Further, since a mixture of silicon metaphosphate and silica powder has solvent resistance, acid resistance, alkali resistance and heat resistance, silica is the main component on the surface of the ceramic element excluding the electrode forming portion. By forming a high-resistance layer that protects the sealed part, it is possible to reinforce the part that has been stopped and also to attach unnecessary ions and water to the surface of the ceramic element,
It is possible to further prevent intrusion into the interior. Then, it is possible to prevent the ceramic element from being damaged during plating or soldering. Further, since the internal electrodes do not cause migration when a current is loaded, it is possible to prevent deterioration of characteristics such as capacitance and varistor voltage.

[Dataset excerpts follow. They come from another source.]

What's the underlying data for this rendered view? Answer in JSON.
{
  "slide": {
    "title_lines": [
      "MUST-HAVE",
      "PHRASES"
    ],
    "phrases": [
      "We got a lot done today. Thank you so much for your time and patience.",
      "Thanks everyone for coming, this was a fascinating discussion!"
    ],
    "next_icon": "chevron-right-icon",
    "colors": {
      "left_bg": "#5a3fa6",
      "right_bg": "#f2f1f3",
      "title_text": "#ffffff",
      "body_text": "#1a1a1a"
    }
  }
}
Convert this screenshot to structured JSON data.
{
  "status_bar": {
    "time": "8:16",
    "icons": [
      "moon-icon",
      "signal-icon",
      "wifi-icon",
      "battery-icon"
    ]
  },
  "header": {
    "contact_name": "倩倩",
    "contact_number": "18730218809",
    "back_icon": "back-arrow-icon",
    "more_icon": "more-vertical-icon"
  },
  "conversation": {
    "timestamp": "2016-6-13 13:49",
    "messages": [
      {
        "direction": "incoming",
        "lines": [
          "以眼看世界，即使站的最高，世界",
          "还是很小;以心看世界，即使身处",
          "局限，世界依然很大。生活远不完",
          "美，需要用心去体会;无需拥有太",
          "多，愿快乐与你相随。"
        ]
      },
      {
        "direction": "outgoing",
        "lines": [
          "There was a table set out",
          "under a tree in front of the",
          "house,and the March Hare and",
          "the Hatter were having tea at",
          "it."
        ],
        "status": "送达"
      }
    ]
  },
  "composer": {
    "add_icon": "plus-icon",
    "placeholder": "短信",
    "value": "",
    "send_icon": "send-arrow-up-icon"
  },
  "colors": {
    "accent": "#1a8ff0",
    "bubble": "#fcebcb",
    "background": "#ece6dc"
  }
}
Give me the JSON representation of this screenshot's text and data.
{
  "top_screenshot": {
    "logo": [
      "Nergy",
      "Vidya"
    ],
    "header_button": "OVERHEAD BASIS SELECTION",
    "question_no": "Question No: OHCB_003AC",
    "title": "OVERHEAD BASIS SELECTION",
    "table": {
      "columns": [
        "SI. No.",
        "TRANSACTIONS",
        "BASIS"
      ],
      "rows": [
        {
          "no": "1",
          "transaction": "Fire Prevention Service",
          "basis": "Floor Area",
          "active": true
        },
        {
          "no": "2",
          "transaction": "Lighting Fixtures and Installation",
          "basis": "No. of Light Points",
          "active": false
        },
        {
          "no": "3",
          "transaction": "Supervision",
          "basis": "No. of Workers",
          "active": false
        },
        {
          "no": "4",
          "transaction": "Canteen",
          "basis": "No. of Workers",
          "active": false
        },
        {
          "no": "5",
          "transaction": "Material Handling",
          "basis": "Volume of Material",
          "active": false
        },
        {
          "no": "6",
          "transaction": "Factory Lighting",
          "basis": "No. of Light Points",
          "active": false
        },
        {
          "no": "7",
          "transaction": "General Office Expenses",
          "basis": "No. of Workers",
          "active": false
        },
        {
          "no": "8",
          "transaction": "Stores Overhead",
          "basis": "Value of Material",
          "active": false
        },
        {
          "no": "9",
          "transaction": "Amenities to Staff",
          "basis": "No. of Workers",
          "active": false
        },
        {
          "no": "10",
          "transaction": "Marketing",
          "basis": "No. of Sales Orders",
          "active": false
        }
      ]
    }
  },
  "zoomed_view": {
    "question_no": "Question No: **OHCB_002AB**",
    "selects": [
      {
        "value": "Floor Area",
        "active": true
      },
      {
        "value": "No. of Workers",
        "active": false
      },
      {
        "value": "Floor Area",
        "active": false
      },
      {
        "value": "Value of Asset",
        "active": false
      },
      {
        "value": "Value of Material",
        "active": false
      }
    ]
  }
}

Further, since the present invention is easy in terms of process, the practical effect is extremely large.

[Brief description of drawings]

FIG. 1 is a partially cutaway perspective view of a multilayer ceramic element according to an embodiment of the present invention.

FIG. 2 is a manufacturing process diagram of a multilayer ceramic element according to an embodiment of the present invention.

FIG. 3 is an exploded perspective view of a ceramic element according to an embodiment of the present invention.

[Explanation of symbols]

 1 Ceramic layer 3 External electrode 6 High resistance layer

Claims (2)

[Claims] 1. A ceramic element comprising: a ceramic element; and a hardened paste of silicon metaphosphate and silica powder embedded in at least open pores on the surface of the ceramic element. 2. A method of manufacturing a ceramic element in which at least open pores on the surface of the ceramic element are covered with a paste in which silicon metaphosphate and silica powder are mixed and then the paste is cured.